Beer Drinkers Sue Over AB InBev $110 Billion SABMiller Deal
The acquisition by the world’s largest brewer of the second biggest would create a monopoly in the beer market in violation of US antitrust law, the beer drinkers contend.
Brewers of mass-market beer are trying to cut production and distribution costs as they lose sales to smaller independent brands in Europe and North America. Carlsberg, the world’s fourth-largest brewer, announced this month that it would eliminate 2,000 jobs.
The AB InBev lawsuit by San Francisco lawyer Joseph Alioto on behalf of 23 consumers was filed Tuesday in federal court in Oregon. The drinkers, who said they have bought products made by either or both companies, as well as craft beers, seek to permanently bar the sale.
AB InBev believes the lawsuit claims are without merit and intends to vigorously defend against them, said John Blood, vice president of legal and corporate affairs.
"The US beer market has never been more competitive, with strong growth from craft brewers, and nothing in this transaction will change that fact," Blood said in a statement Thursday.
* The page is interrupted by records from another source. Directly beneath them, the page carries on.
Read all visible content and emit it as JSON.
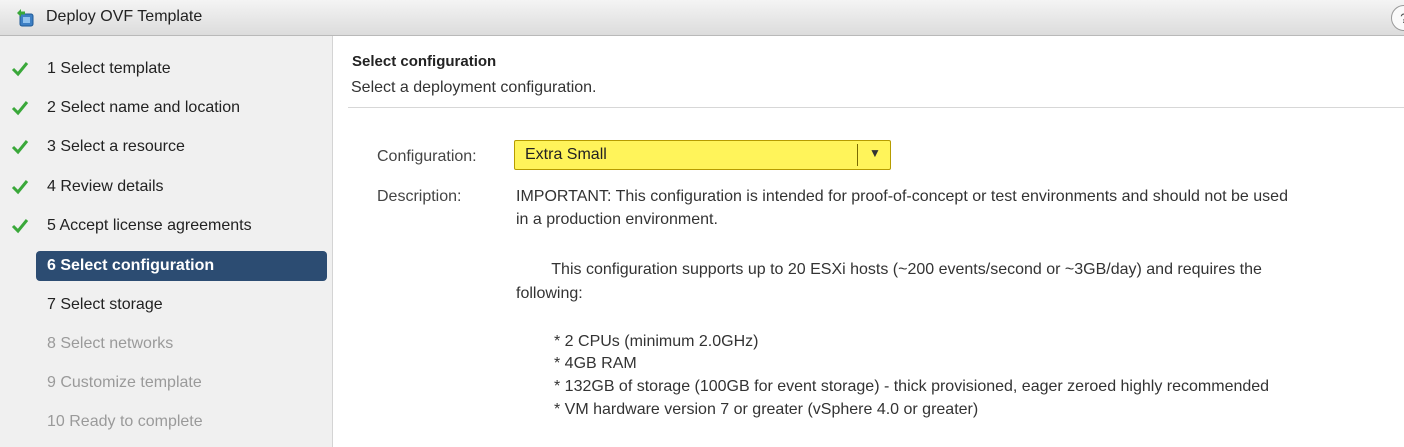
{
  "window": {
    "title": "Deploy OVF Template",
    "help_glyph": "?"
  },
  "colors": {
    "accent": "#2c4c72",
    "check": "#3aa83a",
    "highlight": "#fff45a"
  },
  "steps": [
    {
      "label": "1  Select template",
      "state": "done"
    },
    {
      "label": "2  Select name and location",
      "state": "done"
    },
    {
      "label": "3  Select a resource",
      "state": "done"
    },
    {
      "label": "4  Review details",
      "state": "done"
    },
    {
      "label": "5  Accept license agreements",
      "state": "done"
    },
    {
      "label": "6  Select configuration",
      "state": "current"
    },
    {
      "label": "7  Select storage",
      "state": "todo"
    },
    {
      "label": "8  Select networks",
      "state": "disabled"
    },
    {
      "label": "9  Customize template",
      "state": "disabled"
    },
    {
      "label": "10  Ready to complete",
      "state": "disabled"
    }
  ],
  "main": {
    "title": "Select configuration",
    "subtitle": "Select a deployment configuration.",
    "configuration_label": "Configuration:",
    "configuration_value": "Extra Small",
    "description_label": "Description:",
    "description_lines": [
      "IMPORTANT: This configuration is intended for proof-of-concept or test environments and should not be used",
      "in a production environment.",
      "        This configuration supports up to 20 ESXi hosts (~200 events/second or ~3GB/day) and requires the",
      "following:",
      "* 2 CPUs (minimum 2.0GHz)",
      "* 4GB RAM",
      "* 132GB of storage (100GB for event storage) - thick provisioned, eager zeroed highly recommended",
      "* VM hardware version 7 or greater (vSphere 4.0 or greater)"
    ]
  }
}
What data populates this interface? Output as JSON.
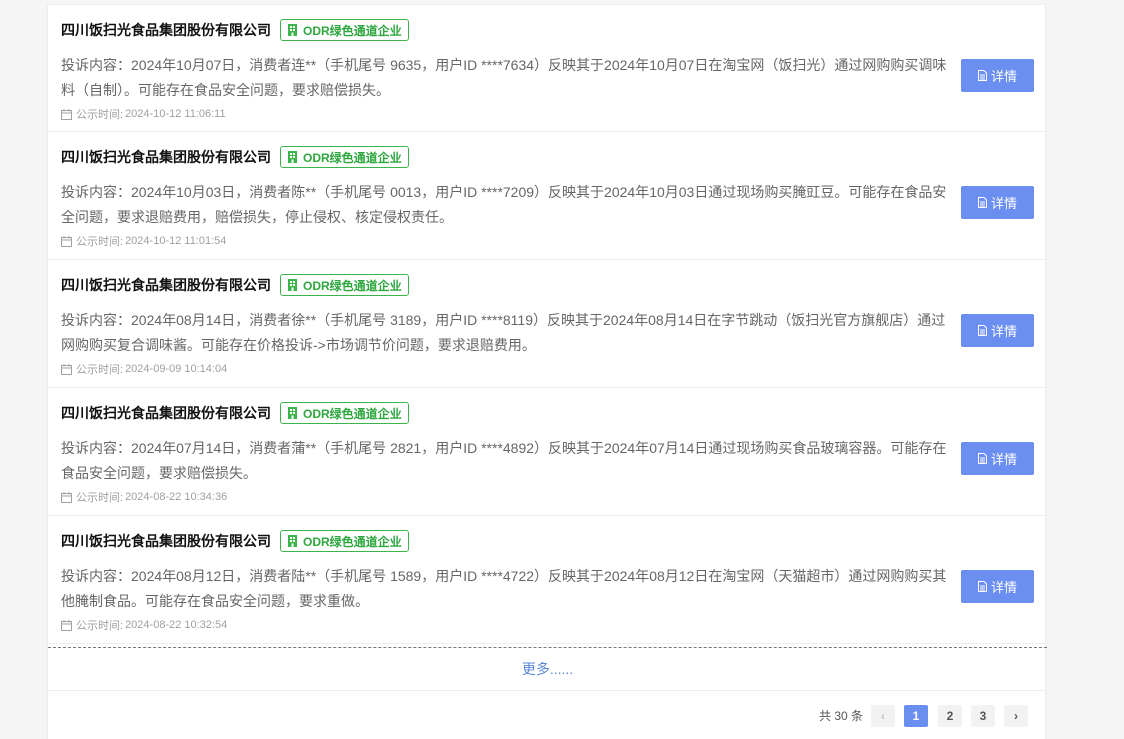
{
  "list": {
    "items": [
      {
        "company": "四川饭扫光食品集团股份有限公司",
        "badge": "ODR绿色通道企业",
        "content": "投诉内容：2024年10月07日，消费者连**（手机尾号 9635，用户ID ****7634）反映其于2024年10月07日在淘宝网（饭扫光）通过网购购买调味料（自制）。可能存在食品安全问题，要求赔偿损失。",
        "time_label": "公示时间:",
        "time": "2024-10-12 11:06:11",
        "button": "详情"
      },
      {
        "company": "四川饭扫光食品集团股份有限公司",
        "badge": "ODR绿色通道企业",
        "content": "投诉内容：2024年10月03日，消费者陈**（手机尾号 0013，用户ID ****7209）反映其于2024年10月03日通过现场购买腌豇豆。可能存在食品安全问题，要求退赔费用，赔偿损失，停止侵权、核定侵权责任。",
        "time_label": "公示时间:",
        "time": "2024-10-12 11:01:54",
        "button": "详情"
      },
      {
        "company": "四川饭扫光食品集团股份有限公司",
        "badge": "ODR绿色通道企业",
        "content": "投诉内容：2024年08月14日，消费者徐**（手机尾号 3189，用户ID ****8119）反映其于2024年08月14日在字节跳动（饭扫光官方旗舰店）通过网购购买复合调味酱。可能存在价格投诉->市场调节价问题，要求退赔费用。",
        "time_label": "公示时间:",
        "time": "2024-09-09 10:14:04",
        "button": "详情"
      },
      {
        "company": "四川饭扫光食品集团股份有限公司",
        "badge": "ODR绿色通道企业",
        "content": "投诉内容：2024年07月14日，消费者蒲**（手机尾号 2821，用户ID ****4892）反映其于2024年07月14日通过现场购买食品玻璃容器。可能存在食品安全问题，要求赔偿损失。",
        "time_label": "公示时间:",
        "time": "2024-08-22 10:34:36",
        "button": "详情"
      },
      {
        "company": "四川饭扫光食品集团股份有限公司",
        "badge": "ODR绿色通道企业",
        "content": "投诉内容：2024年08月12日，消费者陆**（手机尾号 1589，用户ID ****4722）反映其于2024年08月12日在淘宝网（天猫超市）通过网购购买其他腌制食品。可能存在食品安全问题，要求重做。",
        "time_label": "公示时间:",
        "time": "2024-08-22 10:32:54",
        "button": "详情"
      }
    ],
    "more": "更多......"
  },
  "pagination": {
    "total": "共 30 条",
    "prev": "‹",
    "next": "›",
    "pages": [
      "1",
      "2",
      "3"
    ],
    "current": "1"
  },
  "colors": {
    "accent": "#6b8ff0",
    "badge_green": "#3cb44b",
    "link": "#5a86d6"
  },
  "icons": {
    "badge": "building-icon",
    "time": "calendar-icon",
    "button": "document-icon"
  }
}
George Hudson, a spokesman for SABMiller, declined to comment on the lawsuit.
AB InBev’s beers include Budweiser, Michelob and Rolling Rock. SABMiller's beers include Fosters, Miller and Grolsch. The two companies control about half the industry’s profit.
Alioto in June 2013 lost a bid to block AB InBev’s $20 billion acquisition of Grupo Modelo SAB over similar claims. Before that, Alioto sued unsuccessfully in an effort to stop InBev’s 2008 acquisition of Anheuser Busch Cos.
In October, AB InBev announced plans to sell bonds worth as much as $55 billion to finance the takeover, setting a record for debt issuance to fund a corporate acquisition, according to people familiar with the matter.
AB InBev has reached a $12 billion side deal to sell SABMiller’s stake in a joint venture with Molson Coors Brewing Co. in an attempt to resolve antitrust concerns in the US.